Benga – Phaze One review
Oh Benga. Where do we begin? Emerging from the depths of Croydon in the early noughties, Benga has been a pioneer and pivotal lynchpin in the ever-burgeoning dubstep movement. His previous albums, Newstep (2006) and Diary Of An Afro Warrior (2008) remain amongst the most influential long players of the genre’s history, alongside commercial crossover collab with Coki, “Night” (2007) and a slew of other high profile releases, mixes and remixes on labels such as Tempa, Tectonic, Hotflush and Planet Mu. Firmly cementing his reputation as one of the scene’s most pre-eminent figures, Benga brings us “Phaze One” – the first in a series of EPs on the seminal Tempa imprint.

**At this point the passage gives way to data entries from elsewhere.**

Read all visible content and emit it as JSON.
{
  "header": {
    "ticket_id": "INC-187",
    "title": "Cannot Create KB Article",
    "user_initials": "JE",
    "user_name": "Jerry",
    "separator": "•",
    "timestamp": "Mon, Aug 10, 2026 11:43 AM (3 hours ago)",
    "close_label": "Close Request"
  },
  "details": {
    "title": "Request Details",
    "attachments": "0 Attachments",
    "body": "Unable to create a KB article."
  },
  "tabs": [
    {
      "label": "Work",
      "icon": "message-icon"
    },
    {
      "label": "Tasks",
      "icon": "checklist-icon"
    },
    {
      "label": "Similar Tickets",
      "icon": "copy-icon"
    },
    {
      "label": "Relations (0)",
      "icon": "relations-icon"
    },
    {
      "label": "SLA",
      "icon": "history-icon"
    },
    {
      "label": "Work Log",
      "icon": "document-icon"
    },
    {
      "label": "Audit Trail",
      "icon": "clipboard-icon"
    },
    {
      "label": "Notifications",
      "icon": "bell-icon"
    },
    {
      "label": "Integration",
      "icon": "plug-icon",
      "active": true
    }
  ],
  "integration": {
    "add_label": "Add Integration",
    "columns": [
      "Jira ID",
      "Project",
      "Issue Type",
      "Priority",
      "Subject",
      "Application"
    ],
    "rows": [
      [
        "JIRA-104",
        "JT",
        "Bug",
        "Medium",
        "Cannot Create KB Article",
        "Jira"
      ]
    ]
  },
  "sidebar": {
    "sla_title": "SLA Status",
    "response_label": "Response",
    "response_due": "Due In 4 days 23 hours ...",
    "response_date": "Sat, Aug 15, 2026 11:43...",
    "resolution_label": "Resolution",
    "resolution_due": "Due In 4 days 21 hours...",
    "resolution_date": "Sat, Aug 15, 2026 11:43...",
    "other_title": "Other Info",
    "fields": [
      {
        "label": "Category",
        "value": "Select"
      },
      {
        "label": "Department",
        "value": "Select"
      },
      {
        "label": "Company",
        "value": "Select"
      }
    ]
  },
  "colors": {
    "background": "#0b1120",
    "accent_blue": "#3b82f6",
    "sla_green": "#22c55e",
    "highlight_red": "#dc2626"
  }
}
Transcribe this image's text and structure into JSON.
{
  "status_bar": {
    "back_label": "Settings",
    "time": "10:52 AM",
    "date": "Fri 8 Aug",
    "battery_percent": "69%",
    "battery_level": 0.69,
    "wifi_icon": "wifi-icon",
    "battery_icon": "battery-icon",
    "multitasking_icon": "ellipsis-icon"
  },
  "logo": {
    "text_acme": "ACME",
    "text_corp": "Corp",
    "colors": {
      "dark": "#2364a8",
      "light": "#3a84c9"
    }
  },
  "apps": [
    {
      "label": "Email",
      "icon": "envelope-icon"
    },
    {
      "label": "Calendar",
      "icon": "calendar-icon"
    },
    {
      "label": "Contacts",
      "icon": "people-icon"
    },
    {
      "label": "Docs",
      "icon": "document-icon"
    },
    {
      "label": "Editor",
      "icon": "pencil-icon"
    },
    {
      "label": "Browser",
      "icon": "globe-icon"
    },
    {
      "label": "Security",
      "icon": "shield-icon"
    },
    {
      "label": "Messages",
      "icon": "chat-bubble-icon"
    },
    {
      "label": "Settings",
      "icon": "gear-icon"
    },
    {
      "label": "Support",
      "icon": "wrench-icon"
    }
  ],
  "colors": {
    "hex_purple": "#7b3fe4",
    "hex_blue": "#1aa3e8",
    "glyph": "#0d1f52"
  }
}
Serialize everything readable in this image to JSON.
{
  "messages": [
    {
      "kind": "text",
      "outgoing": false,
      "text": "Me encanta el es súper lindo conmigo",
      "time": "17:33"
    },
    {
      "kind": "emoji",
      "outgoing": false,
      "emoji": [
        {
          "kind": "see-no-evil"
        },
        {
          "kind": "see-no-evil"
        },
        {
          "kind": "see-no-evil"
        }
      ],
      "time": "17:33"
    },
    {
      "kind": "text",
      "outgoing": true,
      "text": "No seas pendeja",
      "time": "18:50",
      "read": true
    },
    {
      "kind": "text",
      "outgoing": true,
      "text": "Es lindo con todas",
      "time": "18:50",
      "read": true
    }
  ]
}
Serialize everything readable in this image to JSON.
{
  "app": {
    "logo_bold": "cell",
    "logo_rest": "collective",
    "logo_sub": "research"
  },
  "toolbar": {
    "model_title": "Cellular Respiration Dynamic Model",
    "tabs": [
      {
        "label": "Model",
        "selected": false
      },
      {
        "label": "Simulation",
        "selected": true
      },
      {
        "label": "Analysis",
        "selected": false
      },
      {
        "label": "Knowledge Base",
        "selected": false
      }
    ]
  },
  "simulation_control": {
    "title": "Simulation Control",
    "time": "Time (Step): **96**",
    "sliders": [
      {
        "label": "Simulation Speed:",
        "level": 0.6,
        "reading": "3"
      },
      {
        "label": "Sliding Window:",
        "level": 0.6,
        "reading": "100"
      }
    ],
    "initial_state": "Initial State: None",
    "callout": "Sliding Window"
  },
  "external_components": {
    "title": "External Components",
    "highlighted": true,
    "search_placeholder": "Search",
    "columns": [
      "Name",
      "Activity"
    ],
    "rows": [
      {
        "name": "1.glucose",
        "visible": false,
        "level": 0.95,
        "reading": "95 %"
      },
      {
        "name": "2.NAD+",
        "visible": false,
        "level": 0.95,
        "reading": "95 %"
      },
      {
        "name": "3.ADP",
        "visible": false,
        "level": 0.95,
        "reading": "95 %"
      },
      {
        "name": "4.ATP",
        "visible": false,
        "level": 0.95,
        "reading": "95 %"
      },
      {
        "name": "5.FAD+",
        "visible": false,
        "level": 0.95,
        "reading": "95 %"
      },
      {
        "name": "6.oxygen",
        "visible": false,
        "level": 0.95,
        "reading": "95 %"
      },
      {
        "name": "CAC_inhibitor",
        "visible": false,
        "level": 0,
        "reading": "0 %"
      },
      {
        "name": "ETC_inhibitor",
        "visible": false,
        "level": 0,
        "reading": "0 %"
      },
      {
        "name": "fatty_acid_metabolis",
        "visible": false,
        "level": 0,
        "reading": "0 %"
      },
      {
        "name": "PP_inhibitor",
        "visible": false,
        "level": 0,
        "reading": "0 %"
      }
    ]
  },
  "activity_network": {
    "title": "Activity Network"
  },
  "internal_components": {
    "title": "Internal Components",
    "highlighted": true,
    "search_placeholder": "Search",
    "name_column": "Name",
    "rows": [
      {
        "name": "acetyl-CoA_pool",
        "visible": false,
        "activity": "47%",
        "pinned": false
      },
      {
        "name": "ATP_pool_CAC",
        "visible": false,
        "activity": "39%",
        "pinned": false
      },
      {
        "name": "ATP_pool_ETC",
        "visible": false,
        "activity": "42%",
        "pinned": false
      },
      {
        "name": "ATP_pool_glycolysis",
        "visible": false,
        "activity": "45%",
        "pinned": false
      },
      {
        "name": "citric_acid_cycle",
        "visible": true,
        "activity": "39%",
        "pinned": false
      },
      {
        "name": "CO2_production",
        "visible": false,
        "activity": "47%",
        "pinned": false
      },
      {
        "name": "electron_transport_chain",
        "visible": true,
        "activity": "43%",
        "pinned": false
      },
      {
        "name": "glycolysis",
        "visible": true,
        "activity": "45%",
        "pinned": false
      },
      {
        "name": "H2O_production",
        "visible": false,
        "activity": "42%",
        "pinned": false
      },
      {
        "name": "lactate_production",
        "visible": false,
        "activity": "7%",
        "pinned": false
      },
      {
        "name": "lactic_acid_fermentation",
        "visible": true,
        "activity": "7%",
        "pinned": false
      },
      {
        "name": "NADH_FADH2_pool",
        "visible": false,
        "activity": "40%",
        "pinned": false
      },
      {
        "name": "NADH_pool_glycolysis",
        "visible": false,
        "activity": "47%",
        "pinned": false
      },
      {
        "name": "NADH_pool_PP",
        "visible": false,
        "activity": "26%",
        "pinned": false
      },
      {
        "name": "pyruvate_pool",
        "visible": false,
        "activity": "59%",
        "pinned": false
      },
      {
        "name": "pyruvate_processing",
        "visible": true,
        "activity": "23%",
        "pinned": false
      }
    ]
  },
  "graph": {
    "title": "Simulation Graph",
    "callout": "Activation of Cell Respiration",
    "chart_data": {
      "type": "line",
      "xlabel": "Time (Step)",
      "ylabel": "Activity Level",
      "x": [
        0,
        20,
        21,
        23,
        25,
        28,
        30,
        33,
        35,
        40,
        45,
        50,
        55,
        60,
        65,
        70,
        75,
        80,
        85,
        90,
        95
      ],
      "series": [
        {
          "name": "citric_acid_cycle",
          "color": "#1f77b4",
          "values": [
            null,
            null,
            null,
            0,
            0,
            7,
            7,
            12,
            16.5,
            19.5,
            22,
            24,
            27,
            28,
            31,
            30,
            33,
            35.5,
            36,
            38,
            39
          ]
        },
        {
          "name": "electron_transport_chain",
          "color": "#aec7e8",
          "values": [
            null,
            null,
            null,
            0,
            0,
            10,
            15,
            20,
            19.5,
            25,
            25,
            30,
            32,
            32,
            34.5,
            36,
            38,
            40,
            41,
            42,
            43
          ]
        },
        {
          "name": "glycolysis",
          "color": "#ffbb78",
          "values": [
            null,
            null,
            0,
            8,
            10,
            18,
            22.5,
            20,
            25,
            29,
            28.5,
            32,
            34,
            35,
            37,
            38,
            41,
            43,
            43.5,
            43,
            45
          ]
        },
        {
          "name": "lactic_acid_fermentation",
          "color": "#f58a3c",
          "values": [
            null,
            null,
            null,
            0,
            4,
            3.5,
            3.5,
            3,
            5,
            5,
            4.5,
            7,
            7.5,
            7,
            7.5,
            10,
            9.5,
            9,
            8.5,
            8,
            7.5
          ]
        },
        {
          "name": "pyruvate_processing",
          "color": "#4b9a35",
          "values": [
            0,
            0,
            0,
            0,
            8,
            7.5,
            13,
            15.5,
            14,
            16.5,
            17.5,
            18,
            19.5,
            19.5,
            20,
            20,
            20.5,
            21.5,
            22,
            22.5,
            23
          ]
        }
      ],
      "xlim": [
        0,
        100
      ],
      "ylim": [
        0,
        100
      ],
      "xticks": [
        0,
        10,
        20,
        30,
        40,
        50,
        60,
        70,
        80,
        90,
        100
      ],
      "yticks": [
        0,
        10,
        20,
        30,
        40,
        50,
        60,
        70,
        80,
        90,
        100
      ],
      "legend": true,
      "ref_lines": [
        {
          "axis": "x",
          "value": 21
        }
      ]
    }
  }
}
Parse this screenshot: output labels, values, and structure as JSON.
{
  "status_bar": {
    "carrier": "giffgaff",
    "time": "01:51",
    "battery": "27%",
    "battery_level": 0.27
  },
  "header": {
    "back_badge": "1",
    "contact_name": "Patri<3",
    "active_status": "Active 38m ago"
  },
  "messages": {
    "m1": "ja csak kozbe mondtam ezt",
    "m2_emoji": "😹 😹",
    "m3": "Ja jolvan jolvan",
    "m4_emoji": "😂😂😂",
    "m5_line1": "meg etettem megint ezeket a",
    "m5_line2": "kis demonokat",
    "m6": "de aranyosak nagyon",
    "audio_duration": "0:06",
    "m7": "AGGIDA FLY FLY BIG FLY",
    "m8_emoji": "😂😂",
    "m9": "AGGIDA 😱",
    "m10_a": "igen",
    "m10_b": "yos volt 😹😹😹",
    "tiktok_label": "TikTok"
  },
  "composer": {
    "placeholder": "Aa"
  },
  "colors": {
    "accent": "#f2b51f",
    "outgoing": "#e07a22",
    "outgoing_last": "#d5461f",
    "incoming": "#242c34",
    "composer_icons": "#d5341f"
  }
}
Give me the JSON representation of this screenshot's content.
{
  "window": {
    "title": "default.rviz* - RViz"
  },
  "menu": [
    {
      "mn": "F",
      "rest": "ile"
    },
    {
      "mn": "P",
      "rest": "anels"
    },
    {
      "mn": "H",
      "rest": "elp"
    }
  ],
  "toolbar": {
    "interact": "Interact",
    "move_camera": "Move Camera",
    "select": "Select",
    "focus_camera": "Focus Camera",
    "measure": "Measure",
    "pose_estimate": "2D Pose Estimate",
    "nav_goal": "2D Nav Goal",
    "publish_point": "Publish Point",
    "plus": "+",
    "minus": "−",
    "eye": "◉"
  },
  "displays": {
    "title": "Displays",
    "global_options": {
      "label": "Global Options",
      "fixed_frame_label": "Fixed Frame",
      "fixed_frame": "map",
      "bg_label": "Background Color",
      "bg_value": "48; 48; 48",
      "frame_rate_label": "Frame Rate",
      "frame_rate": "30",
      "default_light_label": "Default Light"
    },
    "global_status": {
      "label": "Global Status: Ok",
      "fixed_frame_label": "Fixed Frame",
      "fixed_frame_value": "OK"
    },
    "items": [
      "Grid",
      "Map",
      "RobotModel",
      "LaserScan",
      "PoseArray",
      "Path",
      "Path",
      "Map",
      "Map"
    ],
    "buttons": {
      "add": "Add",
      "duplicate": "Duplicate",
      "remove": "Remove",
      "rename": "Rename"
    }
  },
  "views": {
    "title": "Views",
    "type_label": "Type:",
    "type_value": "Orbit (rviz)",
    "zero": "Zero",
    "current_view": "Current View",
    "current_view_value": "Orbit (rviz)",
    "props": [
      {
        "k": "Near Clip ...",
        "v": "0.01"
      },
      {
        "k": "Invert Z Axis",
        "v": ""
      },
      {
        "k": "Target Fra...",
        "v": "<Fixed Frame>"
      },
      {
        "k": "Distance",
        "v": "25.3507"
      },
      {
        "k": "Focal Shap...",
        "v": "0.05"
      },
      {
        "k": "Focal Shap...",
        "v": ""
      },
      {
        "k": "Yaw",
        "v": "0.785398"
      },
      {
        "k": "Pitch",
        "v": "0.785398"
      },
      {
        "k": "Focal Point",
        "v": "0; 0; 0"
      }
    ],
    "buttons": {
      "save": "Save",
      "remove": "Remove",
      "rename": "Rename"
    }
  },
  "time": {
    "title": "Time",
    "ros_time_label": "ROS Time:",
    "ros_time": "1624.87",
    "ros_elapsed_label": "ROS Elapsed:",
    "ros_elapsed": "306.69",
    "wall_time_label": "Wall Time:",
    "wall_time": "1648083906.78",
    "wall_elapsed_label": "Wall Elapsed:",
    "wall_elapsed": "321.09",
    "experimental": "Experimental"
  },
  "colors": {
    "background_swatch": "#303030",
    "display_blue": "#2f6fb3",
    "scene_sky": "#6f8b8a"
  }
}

Bookmarked by the delightfully named “Baltimore Clap” and “No Bra, No Panties” (that is, if you’re getting this on digital release, otherwise “Rock Music” will be your closing track), the EP kicks off with jittering, dark riddims and aggressive slapstick, breathy tones. Delicious mouse squeaks are interspersed in the otherwise rather industrial tinged piece. Progressing via the slow, walloping, 140bpm massive “Eye Tunes,” through sonically raindrop splattered piece “Mini Motor Cross” with its grating, grinding synths and crisp drums, to “808” – a frenetic, beat dripping work out on a distinctly awkward, tense stabbing tip, it’s a fantastic cross-section of sounds from the wunderkind that is Benga. “Your Band (Descending)” is reminiscent of “Night,” with its wailing Dalek drones and grouchy b-line – a sure fire hit on the dancefloor roller front. All change for the climactic military tinged, ancient warrior-commencing-for-battle style intro of “Rock Music,” replete with ominous horns, nervous chiming and gritty bass action. As digital bonuses, “Transform” – another bleepy bad one, and the aforementioned cheeky sampling, dancehall-esque “No Bra, No Panties” – conclude the EP with a resounding two fingers in the face. Great stuff.